The other preprint study, by researchers with the University of Minnesota’s Center for Infectious Disease Research and Policy (CIDRAP), states that research and development must focus on the creation of a COVID-19 vaccine that works against any possible variant that might be thrown at us. A one-and-done vaccine, at least on a yearly basis.

“Advancing a global R&D agenda for broadly protective coronavirus vaccines is a large and complex endeavor that will require ongoing investment, communication, and coordination among researchers; representatives from governments, industry, multilateral and nongovernmental organizations; regulators; and public health policymakers,” the study states. “The purpose of this roadmap is to provide a framework and timeline to align coordination, leadership, and investment to achieve these ambitious goals.”

The study notes that pharmaceutical companies have very little incentive to develop new vaccines. “Unless opportunity costs are absorbed by governments or other funding bodies, companies face a high opportunity cost when it comes to focusing on vaccines rather than other pharmaceuticals with a likely higher per-unit profit, on-going use, and stable demand,” the CIDRAP study states.

The observation comes on the heels of the Biden administration's effort to shift costs for COVID-19 vaccines, treatments and tests to commercial insurance companies, and think tanks such as the Commonwealth Fund start crunching numbers about how much cost payers will have to take on relative to public uptake of vaccines.

In the article on the CIDRAP website, Michael T. Osterholm, Ph.D., CIDRAP’s director, stressed that “the current vaccines should be used. But we need to look at vaccines that address more robust immunity, with a broad breadth of protection.”

The current crop of vaccines will not suffice as society hopefully eases out of the pandemic crisis stage and into one of coexistence not only with the coronaviruses that we know but also the ones that we will come to know. Three coronaviruses have jumped from animal hosts to humans in the last 20 years: COVID-19, or SARS-CoV-2; SARS-CoV-1; and MERS (Middle East respiratory syndrome).
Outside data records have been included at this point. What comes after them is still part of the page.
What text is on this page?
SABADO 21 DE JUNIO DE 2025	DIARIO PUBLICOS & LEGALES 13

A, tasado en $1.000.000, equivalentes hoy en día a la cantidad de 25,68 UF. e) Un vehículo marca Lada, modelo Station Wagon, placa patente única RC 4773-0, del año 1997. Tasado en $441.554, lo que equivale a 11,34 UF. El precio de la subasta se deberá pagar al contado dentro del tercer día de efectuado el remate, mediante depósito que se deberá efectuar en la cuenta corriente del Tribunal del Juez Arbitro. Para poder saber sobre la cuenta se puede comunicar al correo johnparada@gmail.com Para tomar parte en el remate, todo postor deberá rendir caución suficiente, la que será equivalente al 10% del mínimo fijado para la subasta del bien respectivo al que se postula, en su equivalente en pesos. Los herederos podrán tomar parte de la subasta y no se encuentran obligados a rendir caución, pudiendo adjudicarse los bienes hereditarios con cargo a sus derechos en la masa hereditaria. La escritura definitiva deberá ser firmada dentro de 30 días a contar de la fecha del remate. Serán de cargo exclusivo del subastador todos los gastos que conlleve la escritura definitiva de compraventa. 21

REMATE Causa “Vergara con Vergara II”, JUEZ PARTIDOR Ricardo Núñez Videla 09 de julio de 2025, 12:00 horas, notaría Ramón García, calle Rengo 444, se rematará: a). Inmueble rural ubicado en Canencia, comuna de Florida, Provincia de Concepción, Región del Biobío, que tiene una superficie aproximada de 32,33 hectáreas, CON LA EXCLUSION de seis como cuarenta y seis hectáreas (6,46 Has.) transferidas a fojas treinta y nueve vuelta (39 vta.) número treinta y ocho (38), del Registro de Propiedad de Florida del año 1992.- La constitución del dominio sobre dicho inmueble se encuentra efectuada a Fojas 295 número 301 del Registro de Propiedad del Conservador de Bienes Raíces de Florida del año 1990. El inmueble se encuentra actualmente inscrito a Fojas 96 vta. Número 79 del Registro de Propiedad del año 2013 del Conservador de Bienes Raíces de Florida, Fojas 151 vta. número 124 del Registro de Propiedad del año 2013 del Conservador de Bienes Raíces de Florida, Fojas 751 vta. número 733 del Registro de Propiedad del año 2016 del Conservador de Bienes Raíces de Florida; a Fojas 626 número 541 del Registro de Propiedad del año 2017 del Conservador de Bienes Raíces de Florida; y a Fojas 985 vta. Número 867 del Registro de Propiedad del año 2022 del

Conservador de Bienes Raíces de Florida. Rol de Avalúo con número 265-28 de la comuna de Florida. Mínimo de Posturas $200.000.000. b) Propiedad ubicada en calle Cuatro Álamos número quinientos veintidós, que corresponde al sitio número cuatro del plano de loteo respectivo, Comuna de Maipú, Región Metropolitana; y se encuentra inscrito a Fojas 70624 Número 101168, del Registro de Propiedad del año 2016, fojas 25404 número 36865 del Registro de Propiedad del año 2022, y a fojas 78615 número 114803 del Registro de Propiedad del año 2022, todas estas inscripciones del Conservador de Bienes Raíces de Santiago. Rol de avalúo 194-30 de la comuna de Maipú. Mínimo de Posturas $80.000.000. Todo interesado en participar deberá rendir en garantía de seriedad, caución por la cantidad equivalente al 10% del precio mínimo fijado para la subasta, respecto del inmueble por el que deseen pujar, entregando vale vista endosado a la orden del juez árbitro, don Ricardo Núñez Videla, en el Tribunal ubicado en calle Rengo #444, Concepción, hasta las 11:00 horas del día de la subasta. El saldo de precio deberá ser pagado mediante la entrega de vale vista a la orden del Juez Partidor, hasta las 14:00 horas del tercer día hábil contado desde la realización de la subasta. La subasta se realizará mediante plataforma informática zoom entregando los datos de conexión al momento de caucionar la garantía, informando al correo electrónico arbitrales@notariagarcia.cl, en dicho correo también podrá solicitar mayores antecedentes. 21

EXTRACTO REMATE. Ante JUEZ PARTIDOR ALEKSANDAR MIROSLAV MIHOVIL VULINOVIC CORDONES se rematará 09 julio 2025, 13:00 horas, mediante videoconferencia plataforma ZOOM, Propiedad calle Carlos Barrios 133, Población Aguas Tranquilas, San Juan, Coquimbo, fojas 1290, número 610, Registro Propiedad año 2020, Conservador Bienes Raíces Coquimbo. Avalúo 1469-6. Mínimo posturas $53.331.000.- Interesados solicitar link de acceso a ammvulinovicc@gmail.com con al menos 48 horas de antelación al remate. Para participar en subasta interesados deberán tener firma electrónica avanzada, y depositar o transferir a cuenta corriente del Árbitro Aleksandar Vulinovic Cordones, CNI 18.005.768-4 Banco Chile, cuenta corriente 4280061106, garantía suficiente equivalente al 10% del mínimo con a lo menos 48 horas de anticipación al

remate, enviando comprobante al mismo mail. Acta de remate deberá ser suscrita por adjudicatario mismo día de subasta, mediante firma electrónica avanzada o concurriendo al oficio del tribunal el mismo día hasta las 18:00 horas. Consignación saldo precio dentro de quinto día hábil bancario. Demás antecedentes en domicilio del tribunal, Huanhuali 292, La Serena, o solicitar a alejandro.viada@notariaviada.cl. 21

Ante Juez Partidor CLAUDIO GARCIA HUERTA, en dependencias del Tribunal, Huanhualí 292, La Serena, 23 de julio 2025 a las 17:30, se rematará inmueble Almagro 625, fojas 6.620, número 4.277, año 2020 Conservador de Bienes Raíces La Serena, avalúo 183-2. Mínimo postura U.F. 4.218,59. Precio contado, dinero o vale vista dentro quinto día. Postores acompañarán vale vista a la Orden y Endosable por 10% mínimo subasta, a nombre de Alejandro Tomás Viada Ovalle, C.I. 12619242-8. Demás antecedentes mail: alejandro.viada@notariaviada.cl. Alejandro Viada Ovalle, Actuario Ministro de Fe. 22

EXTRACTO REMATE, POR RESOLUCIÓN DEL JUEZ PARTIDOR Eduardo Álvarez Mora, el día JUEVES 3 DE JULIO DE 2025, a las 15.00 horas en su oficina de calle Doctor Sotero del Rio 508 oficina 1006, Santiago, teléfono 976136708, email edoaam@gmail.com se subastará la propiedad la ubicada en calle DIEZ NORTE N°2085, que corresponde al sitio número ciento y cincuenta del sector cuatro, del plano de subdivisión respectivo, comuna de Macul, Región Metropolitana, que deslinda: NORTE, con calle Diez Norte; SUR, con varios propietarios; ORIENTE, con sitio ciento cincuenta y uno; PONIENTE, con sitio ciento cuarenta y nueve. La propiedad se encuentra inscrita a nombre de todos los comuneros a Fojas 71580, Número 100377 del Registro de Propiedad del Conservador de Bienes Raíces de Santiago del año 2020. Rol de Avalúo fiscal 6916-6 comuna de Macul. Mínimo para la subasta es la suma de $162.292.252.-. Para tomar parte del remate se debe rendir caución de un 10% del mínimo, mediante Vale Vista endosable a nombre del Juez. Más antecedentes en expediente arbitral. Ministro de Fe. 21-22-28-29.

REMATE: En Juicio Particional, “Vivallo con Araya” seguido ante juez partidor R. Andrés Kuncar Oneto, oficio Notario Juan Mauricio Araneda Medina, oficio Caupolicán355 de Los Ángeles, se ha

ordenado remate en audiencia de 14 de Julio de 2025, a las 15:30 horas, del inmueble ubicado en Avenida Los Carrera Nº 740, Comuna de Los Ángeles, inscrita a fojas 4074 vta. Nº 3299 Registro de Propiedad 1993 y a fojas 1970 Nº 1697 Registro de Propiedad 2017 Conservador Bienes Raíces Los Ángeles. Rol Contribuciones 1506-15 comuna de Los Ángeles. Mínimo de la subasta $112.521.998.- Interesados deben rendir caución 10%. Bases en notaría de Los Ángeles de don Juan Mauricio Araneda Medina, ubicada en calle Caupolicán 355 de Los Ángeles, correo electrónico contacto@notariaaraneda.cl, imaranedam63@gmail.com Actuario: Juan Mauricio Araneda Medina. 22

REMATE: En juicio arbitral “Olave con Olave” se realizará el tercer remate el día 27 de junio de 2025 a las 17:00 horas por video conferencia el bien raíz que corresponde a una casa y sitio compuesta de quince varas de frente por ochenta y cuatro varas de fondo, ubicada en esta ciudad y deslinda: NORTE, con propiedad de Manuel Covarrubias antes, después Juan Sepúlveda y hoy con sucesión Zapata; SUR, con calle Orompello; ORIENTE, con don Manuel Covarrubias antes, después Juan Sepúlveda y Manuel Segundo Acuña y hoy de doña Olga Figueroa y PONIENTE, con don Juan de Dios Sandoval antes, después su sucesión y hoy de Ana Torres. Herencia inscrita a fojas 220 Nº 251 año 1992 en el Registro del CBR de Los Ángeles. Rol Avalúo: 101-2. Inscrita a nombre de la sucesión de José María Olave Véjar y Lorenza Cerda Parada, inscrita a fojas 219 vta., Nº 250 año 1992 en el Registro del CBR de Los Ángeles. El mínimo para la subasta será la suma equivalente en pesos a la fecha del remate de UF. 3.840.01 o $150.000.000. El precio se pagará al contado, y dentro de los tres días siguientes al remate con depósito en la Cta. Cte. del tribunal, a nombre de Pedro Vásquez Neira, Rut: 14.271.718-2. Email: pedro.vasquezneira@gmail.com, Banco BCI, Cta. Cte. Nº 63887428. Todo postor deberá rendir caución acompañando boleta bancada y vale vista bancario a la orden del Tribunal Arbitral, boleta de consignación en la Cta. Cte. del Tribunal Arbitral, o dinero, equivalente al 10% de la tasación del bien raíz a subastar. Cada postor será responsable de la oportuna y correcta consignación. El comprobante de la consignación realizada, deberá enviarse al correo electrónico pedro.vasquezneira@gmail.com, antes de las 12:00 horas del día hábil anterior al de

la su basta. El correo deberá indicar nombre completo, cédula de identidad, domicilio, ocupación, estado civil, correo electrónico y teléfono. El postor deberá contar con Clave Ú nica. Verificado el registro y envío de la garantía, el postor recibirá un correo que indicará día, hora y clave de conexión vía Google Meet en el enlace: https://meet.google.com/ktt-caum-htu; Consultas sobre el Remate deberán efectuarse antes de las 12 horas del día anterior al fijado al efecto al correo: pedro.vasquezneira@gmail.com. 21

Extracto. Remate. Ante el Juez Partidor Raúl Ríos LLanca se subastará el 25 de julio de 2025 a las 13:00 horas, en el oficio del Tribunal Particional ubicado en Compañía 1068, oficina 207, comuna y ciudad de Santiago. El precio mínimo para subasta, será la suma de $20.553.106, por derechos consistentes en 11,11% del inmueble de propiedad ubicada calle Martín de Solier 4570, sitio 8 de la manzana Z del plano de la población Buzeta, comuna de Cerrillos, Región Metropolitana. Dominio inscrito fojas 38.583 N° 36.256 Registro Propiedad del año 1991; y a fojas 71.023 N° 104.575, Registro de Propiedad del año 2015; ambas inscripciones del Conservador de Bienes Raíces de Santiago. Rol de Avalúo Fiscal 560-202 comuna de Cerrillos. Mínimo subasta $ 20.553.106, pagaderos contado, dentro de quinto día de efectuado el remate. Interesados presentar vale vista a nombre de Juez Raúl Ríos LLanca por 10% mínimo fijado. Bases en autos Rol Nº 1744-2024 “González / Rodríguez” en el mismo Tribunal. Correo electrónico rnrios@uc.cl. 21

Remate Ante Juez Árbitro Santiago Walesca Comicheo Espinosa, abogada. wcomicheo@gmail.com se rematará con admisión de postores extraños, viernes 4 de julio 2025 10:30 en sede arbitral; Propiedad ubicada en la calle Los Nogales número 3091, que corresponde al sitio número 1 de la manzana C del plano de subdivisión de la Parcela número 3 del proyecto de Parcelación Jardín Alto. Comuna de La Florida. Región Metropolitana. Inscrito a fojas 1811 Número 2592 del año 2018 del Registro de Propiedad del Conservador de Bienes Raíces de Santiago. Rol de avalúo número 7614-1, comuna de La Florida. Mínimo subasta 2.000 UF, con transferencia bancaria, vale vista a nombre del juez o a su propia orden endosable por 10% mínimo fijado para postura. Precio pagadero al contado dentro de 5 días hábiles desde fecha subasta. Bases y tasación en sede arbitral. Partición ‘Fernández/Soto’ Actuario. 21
Though COVID-19 is much more infectious than the other two, its case fatality rate stands at about 1%, as opposed to SARS-CoV-1 and MERS, with CFRs of 10% and 35% respectively. “The bigger threat is a future coronavirus that has a case fatality ratio (CFR) approaching that of SARS or MERS, but is as transmissible as COVID-19,” the CIDRAP article states.

Osterholm: “The current vaccines we have for COVID-19 have played a critical role in reducing morbidity and mortality, but they are not the vaccines that will sustain us in the future with coronavirus infections.”

He likened the current vaccines to the first bulky mobile phones that needed to be improved.

In their study, researchers with Columbia University and the University of Michigan collected sera from individuals who’d had three or four doses of the original vaccines, individuals who’d gotten the bivalent vaccine as a fourth dose and individuals infected by the BA.4 or BA.5 subvariants of omicron.

“Boosting with a new bivalent mRNA vaccine targeting both BA.4/BA.5 and an ancestral SARS76 CoV-2 strain did not elicit a discernibly superior virus-neutralizing antibody response compared [to] boosting with an original monovalent vaccine,” the study states. “These findings may be indicative of immunological imprinting, although follow-up studies are needed to determine if the antibody responses will deviate in time, including the impact of a second bivalent booster.”